I The Devil Makes Three non sono dei novellini, sono sulla scena dagli inizi degli anni duemila. I loro inizi erano totalmente immersi nelle radici del suono tradizionale americano, dal bluegrass al country.
Il nuovo lavoro ce li presenta come una band di rock che possiede chiari riferimenti al suono vintage, dovuto, molto probabilmente, alla scelta di un produttore come Ted Hutt (Gaslight Anthem, Lucero e Dropkick Murphys).
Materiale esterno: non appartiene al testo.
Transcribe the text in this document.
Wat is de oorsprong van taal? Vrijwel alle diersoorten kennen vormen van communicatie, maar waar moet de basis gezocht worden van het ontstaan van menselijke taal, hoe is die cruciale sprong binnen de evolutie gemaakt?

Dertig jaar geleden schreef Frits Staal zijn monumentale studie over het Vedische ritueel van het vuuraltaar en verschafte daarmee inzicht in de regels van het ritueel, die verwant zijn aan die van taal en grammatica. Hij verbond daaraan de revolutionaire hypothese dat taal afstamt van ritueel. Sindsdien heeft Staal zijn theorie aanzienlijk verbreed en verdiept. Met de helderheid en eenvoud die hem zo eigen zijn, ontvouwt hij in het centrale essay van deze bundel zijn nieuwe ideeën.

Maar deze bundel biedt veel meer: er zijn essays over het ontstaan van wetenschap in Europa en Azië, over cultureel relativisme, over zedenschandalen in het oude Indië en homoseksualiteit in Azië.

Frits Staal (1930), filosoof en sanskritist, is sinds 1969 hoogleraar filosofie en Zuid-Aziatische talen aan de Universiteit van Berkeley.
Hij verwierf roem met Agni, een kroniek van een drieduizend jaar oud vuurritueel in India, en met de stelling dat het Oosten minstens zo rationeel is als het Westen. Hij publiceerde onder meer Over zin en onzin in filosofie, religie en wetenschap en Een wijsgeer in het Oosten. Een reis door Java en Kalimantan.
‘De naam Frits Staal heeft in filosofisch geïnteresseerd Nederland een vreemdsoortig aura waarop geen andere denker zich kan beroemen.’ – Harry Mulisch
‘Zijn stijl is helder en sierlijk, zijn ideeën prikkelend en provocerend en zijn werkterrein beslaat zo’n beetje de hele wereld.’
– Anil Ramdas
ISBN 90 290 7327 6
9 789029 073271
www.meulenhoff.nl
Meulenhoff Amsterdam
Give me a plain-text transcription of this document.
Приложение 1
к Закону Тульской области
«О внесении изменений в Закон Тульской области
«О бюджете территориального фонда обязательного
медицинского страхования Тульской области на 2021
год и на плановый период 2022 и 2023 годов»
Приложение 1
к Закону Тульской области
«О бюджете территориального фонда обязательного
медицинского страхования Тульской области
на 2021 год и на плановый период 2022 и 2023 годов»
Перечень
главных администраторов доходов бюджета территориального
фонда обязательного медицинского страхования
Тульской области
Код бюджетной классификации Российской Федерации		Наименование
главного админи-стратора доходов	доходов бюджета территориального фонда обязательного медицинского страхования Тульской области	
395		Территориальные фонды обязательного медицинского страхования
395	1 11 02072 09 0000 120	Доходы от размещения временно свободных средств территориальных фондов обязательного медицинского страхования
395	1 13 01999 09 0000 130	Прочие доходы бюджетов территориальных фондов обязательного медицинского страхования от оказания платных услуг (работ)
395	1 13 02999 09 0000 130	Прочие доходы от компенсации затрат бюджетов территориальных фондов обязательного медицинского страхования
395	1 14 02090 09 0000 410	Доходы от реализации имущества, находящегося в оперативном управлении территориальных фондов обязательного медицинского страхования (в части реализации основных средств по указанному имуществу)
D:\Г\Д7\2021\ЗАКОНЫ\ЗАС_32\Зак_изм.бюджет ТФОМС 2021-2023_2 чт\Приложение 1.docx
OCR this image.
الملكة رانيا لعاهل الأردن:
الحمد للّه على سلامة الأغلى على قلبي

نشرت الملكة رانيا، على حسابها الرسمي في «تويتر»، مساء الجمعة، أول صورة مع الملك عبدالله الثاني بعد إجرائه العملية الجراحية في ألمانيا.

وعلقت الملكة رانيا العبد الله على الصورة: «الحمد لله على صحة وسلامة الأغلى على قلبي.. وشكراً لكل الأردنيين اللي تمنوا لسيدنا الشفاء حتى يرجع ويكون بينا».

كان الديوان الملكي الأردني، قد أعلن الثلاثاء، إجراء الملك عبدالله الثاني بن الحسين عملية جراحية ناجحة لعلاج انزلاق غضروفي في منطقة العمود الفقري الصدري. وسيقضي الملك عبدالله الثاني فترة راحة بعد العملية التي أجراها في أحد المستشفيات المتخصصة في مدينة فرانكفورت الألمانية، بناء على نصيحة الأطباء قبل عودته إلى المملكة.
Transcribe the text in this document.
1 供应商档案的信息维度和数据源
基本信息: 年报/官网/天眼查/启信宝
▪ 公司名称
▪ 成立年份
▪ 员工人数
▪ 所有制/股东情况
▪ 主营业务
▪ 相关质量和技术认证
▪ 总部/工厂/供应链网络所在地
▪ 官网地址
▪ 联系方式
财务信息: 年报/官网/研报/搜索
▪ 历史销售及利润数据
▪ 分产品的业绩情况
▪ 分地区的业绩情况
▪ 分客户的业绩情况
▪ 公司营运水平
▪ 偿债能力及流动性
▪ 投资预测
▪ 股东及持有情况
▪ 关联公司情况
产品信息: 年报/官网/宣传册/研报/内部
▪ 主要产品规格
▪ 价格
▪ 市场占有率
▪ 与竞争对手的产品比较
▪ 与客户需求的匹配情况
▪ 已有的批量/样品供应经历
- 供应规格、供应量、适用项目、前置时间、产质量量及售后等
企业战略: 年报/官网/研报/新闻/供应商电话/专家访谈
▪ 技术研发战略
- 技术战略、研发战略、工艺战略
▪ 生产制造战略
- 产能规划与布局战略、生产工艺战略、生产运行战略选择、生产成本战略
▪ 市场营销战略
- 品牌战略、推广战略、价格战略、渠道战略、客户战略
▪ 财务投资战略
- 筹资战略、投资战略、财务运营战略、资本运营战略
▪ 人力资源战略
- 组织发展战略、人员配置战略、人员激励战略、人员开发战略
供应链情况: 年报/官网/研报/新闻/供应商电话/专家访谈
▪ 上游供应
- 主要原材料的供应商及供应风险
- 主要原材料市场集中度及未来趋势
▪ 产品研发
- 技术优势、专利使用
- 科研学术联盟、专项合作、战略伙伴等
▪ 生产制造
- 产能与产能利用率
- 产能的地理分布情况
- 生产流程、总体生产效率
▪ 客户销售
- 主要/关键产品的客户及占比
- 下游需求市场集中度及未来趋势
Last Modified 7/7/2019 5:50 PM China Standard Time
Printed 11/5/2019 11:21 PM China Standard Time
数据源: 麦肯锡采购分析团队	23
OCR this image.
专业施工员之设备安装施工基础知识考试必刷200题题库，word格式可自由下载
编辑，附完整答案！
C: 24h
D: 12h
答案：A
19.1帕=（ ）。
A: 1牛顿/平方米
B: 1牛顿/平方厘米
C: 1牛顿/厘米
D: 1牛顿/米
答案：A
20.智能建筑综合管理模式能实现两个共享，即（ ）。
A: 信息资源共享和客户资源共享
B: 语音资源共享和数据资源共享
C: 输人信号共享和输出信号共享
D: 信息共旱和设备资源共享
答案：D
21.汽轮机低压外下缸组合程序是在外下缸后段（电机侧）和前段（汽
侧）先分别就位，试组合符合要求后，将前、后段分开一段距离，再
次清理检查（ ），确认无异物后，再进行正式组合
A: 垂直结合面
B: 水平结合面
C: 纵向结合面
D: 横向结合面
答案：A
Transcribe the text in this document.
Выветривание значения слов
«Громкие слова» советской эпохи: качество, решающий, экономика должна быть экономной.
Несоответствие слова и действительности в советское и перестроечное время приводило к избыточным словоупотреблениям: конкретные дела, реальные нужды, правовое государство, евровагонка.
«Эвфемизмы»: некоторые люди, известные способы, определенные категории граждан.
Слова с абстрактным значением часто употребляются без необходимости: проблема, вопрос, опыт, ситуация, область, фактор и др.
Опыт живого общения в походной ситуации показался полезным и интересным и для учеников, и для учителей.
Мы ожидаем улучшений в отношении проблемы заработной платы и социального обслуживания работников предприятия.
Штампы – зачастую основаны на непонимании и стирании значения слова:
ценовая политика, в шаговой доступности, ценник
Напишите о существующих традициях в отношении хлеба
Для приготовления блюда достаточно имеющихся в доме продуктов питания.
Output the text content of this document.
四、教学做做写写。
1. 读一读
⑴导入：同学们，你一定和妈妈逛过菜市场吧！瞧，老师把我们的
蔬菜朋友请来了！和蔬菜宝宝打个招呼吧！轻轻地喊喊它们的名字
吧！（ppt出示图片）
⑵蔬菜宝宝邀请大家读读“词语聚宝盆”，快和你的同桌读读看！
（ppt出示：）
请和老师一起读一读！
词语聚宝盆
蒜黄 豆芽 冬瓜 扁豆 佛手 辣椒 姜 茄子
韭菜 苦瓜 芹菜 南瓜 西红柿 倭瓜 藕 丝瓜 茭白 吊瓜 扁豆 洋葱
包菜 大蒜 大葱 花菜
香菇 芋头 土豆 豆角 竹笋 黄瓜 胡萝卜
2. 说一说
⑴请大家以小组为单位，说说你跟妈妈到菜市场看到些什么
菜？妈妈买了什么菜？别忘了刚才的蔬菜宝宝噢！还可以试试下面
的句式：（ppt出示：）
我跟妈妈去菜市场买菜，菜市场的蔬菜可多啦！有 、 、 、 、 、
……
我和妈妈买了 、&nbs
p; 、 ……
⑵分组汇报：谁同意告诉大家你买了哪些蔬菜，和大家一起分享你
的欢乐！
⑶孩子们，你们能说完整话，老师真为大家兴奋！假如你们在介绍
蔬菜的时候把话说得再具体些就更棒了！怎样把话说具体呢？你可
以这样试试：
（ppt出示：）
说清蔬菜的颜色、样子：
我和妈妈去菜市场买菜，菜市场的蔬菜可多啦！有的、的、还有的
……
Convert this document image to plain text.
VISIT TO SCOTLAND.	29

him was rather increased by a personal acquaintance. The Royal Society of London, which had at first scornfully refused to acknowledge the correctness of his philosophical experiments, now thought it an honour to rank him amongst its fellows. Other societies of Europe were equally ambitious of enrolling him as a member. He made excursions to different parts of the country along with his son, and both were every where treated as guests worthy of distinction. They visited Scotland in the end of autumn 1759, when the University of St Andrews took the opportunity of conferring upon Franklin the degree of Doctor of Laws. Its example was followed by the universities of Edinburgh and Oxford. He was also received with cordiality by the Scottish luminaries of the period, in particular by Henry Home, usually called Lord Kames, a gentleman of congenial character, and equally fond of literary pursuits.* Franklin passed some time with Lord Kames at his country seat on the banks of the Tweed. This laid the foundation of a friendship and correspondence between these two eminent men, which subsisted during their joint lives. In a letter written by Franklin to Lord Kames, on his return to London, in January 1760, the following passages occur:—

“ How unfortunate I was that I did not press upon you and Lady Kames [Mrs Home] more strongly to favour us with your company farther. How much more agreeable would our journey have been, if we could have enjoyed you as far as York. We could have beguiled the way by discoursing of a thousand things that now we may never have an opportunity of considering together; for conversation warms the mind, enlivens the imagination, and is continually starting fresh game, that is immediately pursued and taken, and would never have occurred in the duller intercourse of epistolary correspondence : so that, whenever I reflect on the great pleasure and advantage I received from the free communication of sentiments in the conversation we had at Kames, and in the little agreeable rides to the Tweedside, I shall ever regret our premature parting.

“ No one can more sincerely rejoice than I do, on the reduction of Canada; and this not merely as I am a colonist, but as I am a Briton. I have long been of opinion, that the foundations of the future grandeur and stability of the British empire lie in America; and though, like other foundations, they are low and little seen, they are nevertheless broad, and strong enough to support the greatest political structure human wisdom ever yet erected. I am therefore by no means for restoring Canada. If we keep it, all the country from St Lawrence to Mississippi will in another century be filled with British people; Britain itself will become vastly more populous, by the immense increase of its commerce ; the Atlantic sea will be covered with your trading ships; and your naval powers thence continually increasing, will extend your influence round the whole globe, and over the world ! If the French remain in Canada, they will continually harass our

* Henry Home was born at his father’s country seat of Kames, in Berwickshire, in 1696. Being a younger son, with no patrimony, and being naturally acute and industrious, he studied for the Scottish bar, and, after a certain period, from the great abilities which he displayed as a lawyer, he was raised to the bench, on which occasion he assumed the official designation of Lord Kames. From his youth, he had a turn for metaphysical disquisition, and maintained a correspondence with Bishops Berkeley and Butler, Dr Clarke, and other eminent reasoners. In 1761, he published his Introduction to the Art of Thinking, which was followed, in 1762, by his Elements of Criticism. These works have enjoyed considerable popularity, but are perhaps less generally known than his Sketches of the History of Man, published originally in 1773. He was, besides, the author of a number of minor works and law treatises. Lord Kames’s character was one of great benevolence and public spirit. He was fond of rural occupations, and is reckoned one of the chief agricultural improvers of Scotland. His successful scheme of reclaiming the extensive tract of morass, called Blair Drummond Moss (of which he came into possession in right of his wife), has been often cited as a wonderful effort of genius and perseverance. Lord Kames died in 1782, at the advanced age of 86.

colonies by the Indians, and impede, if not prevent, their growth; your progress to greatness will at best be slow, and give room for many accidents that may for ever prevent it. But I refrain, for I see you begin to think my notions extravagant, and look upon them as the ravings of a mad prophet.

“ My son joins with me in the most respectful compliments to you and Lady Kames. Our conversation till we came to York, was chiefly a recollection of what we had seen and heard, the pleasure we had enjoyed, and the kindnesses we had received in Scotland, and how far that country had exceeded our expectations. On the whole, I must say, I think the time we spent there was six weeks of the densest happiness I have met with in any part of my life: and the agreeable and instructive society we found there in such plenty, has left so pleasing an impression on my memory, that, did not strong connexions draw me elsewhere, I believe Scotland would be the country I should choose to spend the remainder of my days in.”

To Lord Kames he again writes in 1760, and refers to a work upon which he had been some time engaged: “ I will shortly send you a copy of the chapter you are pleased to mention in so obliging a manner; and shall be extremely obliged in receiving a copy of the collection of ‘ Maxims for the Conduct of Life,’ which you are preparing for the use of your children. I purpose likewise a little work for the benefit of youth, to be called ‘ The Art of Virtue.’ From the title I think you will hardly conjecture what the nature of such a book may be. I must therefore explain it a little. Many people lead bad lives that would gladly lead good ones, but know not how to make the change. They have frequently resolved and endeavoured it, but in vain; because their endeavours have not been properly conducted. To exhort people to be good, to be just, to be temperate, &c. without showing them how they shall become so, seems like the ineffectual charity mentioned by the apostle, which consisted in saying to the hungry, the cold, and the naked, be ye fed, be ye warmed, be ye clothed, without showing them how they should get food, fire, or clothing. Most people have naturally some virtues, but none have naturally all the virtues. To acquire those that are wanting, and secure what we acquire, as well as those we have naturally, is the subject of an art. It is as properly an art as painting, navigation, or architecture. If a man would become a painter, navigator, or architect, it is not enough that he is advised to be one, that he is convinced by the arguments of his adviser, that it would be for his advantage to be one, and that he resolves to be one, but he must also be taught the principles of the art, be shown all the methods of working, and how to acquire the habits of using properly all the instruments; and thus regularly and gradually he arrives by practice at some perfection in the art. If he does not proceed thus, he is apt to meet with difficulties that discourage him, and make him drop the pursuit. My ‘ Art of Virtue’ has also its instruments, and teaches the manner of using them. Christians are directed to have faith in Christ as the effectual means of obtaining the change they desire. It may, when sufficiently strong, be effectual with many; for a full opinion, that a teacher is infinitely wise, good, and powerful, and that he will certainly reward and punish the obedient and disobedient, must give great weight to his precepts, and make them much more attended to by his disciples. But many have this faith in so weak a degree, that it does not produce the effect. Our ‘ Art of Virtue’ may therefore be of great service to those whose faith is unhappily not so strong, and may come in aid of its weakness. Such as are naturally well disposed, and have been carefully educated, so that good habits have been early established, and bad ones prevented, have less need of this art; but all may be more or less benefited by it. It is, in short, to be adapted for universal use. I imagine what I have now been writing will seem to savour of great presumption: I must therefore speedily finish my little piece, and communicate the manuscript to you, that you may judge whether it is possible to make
Percepiamo una rilettura filologica delle radici del rock’n’roll, ma con una freschezza che li pone sullo stesso piano di nomi quali Ruen Brothers e Shelter.
Hutt è stato meno invadente del solito ed ha cercato le chiavi giuste per rendere merito alle composizioni dei nostri.
La formazione è composta da Pete Bernhard (chitarra e voce), Lucia Turino (contrabbasso e voce), Cooper McBean (sei corde varie) che si avvalgono della collaborazione di Stefan Amidon (batteria e voce). Le registrazioni si sono svolte a El Paso, Texas, nel deserto e lontano da qualsiasi tipo di distrazione. La presenza costante in studio del produttore ad ogni fase della lavorazione ha portato il gruppo verso un suono denso e sostanzioso come mai in passato.
A volte mi sembra di sentire i magnifici Blasters (“Pray for rain”). Gli Stones sono un punto fondamentale per qualsiasi band che voglia suonare il rock come si deve, ed infatti il riff di “Bad idea” li ricorda. The Devil Makes Three hanno avuto coraggio a svoltare così tanto in termini di rock dopo aver già dato alle stampe ben cinque dischi in cui avevano sviscerato la tradizione.
Non mancano pezzi che si rifanno al passato, ma il tutto suona dannatamente più chitarristico, con uso di vibrato che riporta a Link Wray e Hank Marvin, e un tuffo nel R’n’B come esemplificato da “Castles”.
Un disco fresco e rigenerante per tutti gli amanti del rock, che oggi sembra diventata una parolaccia se non è accompagnata dal termine alternative!!!